The Astrodome was joined by a new neighbor in 2002, the retractable-roofed Reliant Stadium, which was built to house Houston's new NFL franchise, the Houston Texans. When the Houston Livestock Show and Rodeo moved to the new venue in 2003, the Astrodome was left without any major tenants. The historic facility now hosts occasional concerts and high school football games. Much talk among various civic planners has focused on converting the dome into a space-themed hotel and amusement park or as an additional convention center for the City of Houston.
Since 2008 when the facility was cited with numerous code violations only maintenance workers and security guards are allowed to enter the Astrodome. The city council has rejected demolition plans on environmental grounds, over concerns that demolition of the Dome might damage the dense development that today closely surrounds it. Being the world's first domed stadium, historic preservationists may also object to the landmark being demolished, although it is not included on the National Register of Historic Places.

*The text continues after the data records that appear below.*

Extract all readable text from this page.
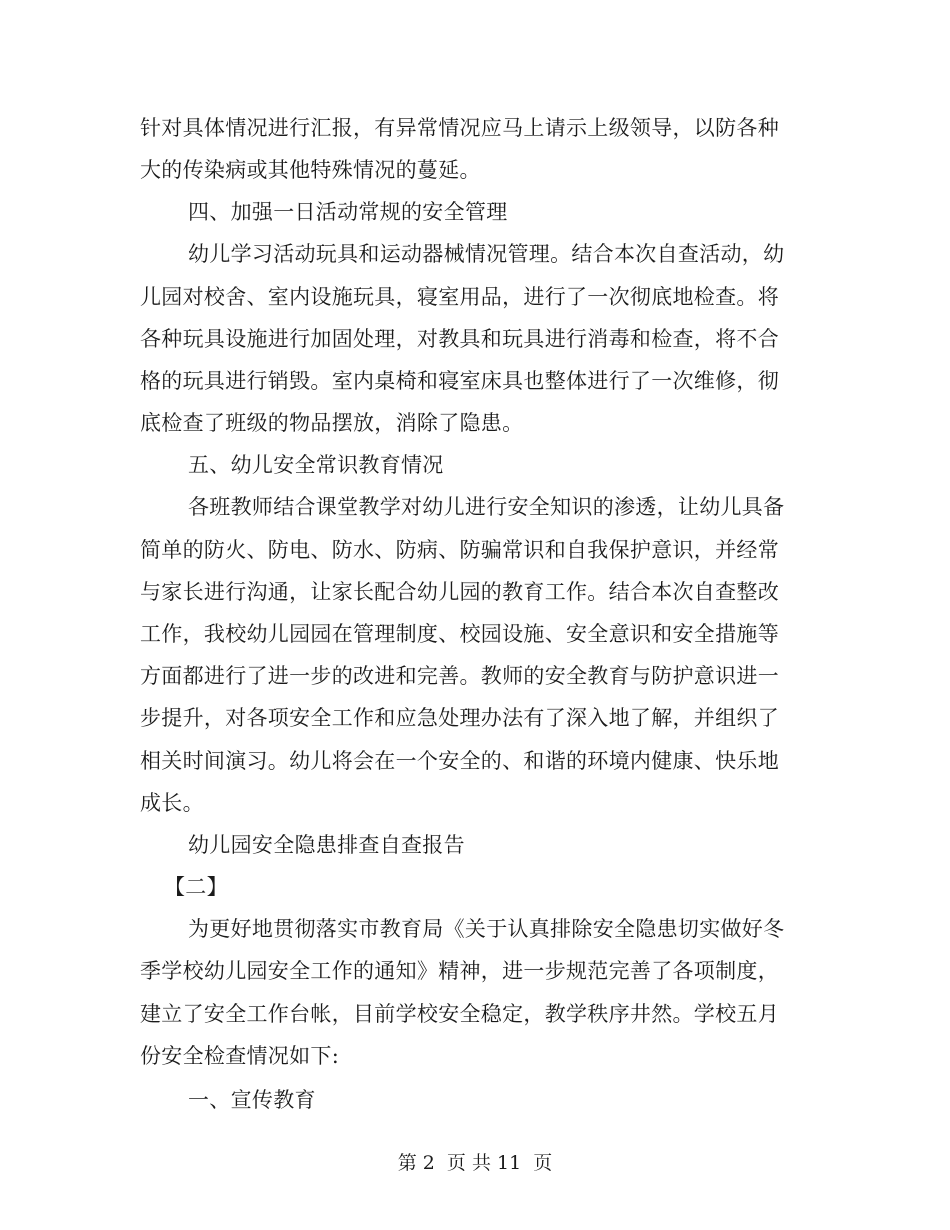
针对具体情况进行汇报，有异常情况应马上请示上级领导，以防各种
大的传染病或其他特殊情况的蔓延。
四、加强一日活动常规的安全管理
幼儿学习活动玩具和运动器械情况管理。结合本次自查活动，幼
儿园对校舍、室内设施玩具，寝室用品，进行了一次彻底地检查。将
各种玩具设施进行加固处理，对教具和玩具进行消毒和检查，将不合
格的玩具进行销毁。室内桌椅和寝室床具也整体进行了一次维修，彻
底检查了班级的物品摆放，消除了隐患。
五、幼儿安全常识教育情况
各班教师结合课堂教学对幼儿进行安全知识的渗透，让幼儿具备
简单的防火、防电、防水、防病、防骗常识和自我保护意识，并经常
与家长进行沟通，让家长配合幼儿园的教育工作。结合本次自查整改
工作，我校幼儿园园在管理制度、校园设施、安全意识和安全措施等
方面都进行了进一步的改进和完善。教师的安全教育与防护意识进一
步提升，对各项安全工作和应急处理办法有了深入地了解，并组织了
相关时间演习。幼儿将会在一个安全的、和谐的环境内健康、快乐地
成长。
幼儿园安全隐患排查自查报告
【二】
为更好地贯彻落实市教育局《关于认真排除安全隐患切实做好冬
季学校幼儿园安全工作的通知》精神，进一步规范完善了各项制度，
建立了安全工作台帐，目前学校安全稳定，教学秩序井然。学校五月
份安全检查情况如下:
一、宣传教育
第 2  页 共 11  页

Houston's plan to host the 2012 Summer Olympic Games included renovating the Astrodome for use as a main stadium. Houston became one of the USOC's bid finalists, but the organization chose New York City as its candidate city; the Games ultimately were awarded to London by the IOC.

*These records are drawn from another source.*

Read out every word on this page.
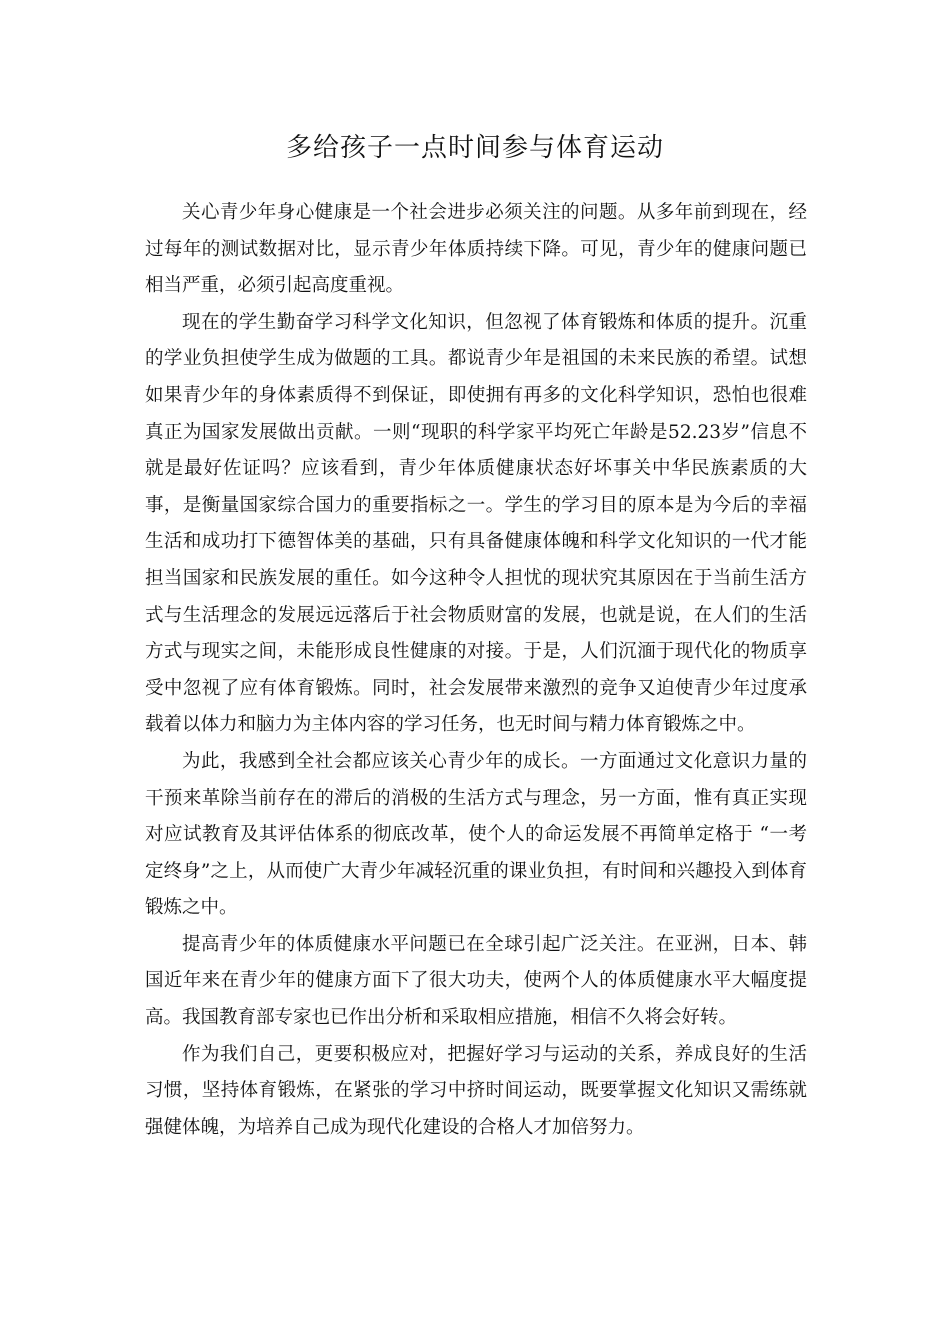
多给孩子一点时间参与体育运动

关心青少年身心健康是一个社会进步必须关注的问题。从多年前到现在，经过每年的测试数据对比，显示青少年体质持续下降。可见，青少年的健康问题已相当严重，必须引起高度重视。

现在的学生勤奋学习科学文化知识，但忽视了体育锻炼和体质的提升。沉重的学业负担使学生成为做题的工具。都说青少年是祖国的未来民族的希望。试想如果青少年的身体素质得不到保证，即使拥有再多的文化科学知识，恐怕也很难真正为国家发展做出贡献。一则“现职的科学家平均死亡年龄是52.23岁”信息不就是最好佐证吗？应该看到，青少年体质健康状态好坏事关中华民族素质的大事，是衡量国家综合国力的重要指标之一。学生的学习目的原本是为今后的幸福生活和成功打下德智体美的基础，只有具备健康体魄和科学文化知识的一代才能担当国家和民族发展的重任。如今这种令人担忧的现状究其原因在于当前生活方式与生活理念的发展远远落后于社会物质财富的发展，也就是说，在人们的生活方式与现实之间，未能形成良性健康的对接。于是，人们沉湎于现代化的物质享受中忽视了应有体育锻炼。同时，社会发展带来激烈的竞争又迫使青少年过度承载着以体力和脑力为主体内容的学习任务，也无时间与精力体育锻炼之中。

为此，我感到全社会都应该关心青少年的成长。一方面通过文化意识力量的干预来革除当前存在的滞后的消极的生活方式与理念，另一方面，惟有真正实现对应试教育及其评估体系的彻底改革，使个人的命运发展不再简单定格于 “一考定终身”之上，从而使广大青少年减轻沉重的课业负担，有时间和兴趣投入到体育锻炼之中。

提高青少年的体质健康水平问题已在全球引起广泛关注。在亚洲，日本、韩国近年来在青少年的健康方面下了很大功夫，使两个人的体质健康水平大幅度提高。我国教育部专家也已作出分析和采取相应措施，相信不久将会好转。

作为我们自己，更要积极应对，把握好学习与运动的关系，养成良好的生活习惯，坚持体育锻炼，在紧张的学习中挤时间运动，既要掌握文化知识又需练就强健体魄，为培养自己成为现代化建设的合格人才加倍努力。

The Astrodome was ranked 134th in the "America's Favorite Architecture" poll commissioned by the American Institute of Architects, that ranked the top 150 favorite architectural projects in America as of 2007.

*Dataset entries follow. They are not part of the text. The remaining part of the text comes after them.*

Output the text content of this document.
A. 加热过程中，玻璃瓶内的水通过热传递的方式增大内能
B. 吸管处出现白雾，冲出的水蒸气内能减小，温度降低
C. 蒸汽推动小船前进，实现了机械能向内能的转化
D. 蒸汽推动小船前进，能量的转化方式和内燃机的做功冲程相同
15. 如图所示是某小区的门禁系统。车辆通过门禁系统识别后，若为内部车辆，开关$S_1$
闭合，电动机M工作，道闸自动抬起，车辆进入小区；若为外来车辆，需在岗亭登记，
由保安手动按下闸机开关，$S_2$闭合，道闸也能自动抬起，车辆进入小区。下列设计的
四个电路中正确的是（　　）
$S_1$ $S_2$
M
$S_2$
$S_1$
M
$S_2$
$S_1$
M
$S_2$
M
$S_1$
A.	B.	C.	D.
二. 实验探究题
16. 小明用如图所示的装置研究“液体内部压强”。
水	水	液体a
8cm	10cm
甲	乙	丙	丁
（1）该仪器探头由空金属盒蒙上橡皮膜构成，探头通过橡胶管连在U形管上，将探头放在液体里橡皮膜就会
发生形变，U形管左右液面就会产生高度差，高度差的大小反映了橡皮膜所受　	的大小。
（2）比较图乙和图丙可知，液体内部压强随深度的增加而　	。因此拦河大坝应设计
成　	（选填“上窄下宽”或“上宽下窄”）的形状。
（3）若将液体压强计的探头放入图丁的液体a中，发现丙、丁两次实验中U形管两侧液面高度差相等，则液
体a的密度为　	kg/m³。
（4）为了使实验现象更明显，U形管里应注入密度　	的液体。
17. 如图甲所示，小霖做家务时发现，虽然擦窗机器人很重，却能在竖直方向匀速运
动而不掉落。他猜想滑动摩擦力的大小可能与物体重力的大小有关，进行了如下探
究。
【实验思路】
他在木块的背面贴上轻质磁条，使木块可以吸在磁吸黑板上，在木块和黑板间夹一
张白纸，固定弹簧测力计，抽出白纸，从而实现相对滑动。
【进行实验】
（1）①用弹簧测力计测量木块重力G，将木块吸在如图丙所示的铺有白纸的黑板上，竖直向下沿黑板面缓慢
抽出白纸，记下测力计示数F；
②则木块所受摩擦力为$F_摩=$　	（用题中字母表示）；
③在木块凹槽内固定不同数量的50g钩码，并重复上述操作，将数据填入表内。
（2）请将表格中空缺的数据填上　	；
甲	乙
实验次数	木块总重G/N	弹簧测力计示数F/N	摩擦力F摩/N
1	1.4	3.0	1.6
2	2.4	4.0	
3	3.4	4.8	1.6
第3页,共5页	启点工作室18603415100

Plans to convert the Astrodome into a luxury hotel have also been rejected. A new proposal to convert the Astrodome into a movie production studio is currently under discussion. All renovation plans must deal with the problem of occupancy code violations that have basically shuttered the facility for the near future.
On August 31, 2005, in the wake of Hurricane Katrina, the Harris County Department of Homeland Security and Emergency Management and the State of Louisiana came to an agreement to allow at least 25,000 evacuees from New Orleans, especially those that were sheltered in the Louisiana Superdome, to move to the Astrodome until they could return home. The evacuation began on September 1. All scheduled events for the final four months of 2005 at the Astrodome were cancelled. However, eventually officials declared that the Reliant Astrodome was full at 13,000 and could not accept additional hurricane evacuees from the disaster. Overflow evacuees were held in the surrounding Reliant Park complex including 3,000 at the Reliant Arena and 8,000 at the Reliant Center. No more evacuees were taken into the Astrodome. There was a full field hospital inside the Reliant Arena, which cares for the entire evacuee community.
The entire "Reliant City" (the Astrodome and surrounding athletic facilities) was scheduled to be emptied of evacuees by September 17, 2005. The Astrodome has no other current use, aside from a handful of conventions, and originally the Astrodome was planned to be used to house evacuees until December. However, the surrounding parking lots were needed for the first Houston Texans home game. Arrangements were made to help evacuees find apartments both in Houston and elsewhere in the United States. By September 16, 2005 the last of the evacuees living in the Astrodome had been moved out either to the neighboring Reliant Arena or to more permanent housing. As of September 20, 2005, the remaining evacuees were relocated to Arkansas due to Hurricane Rita.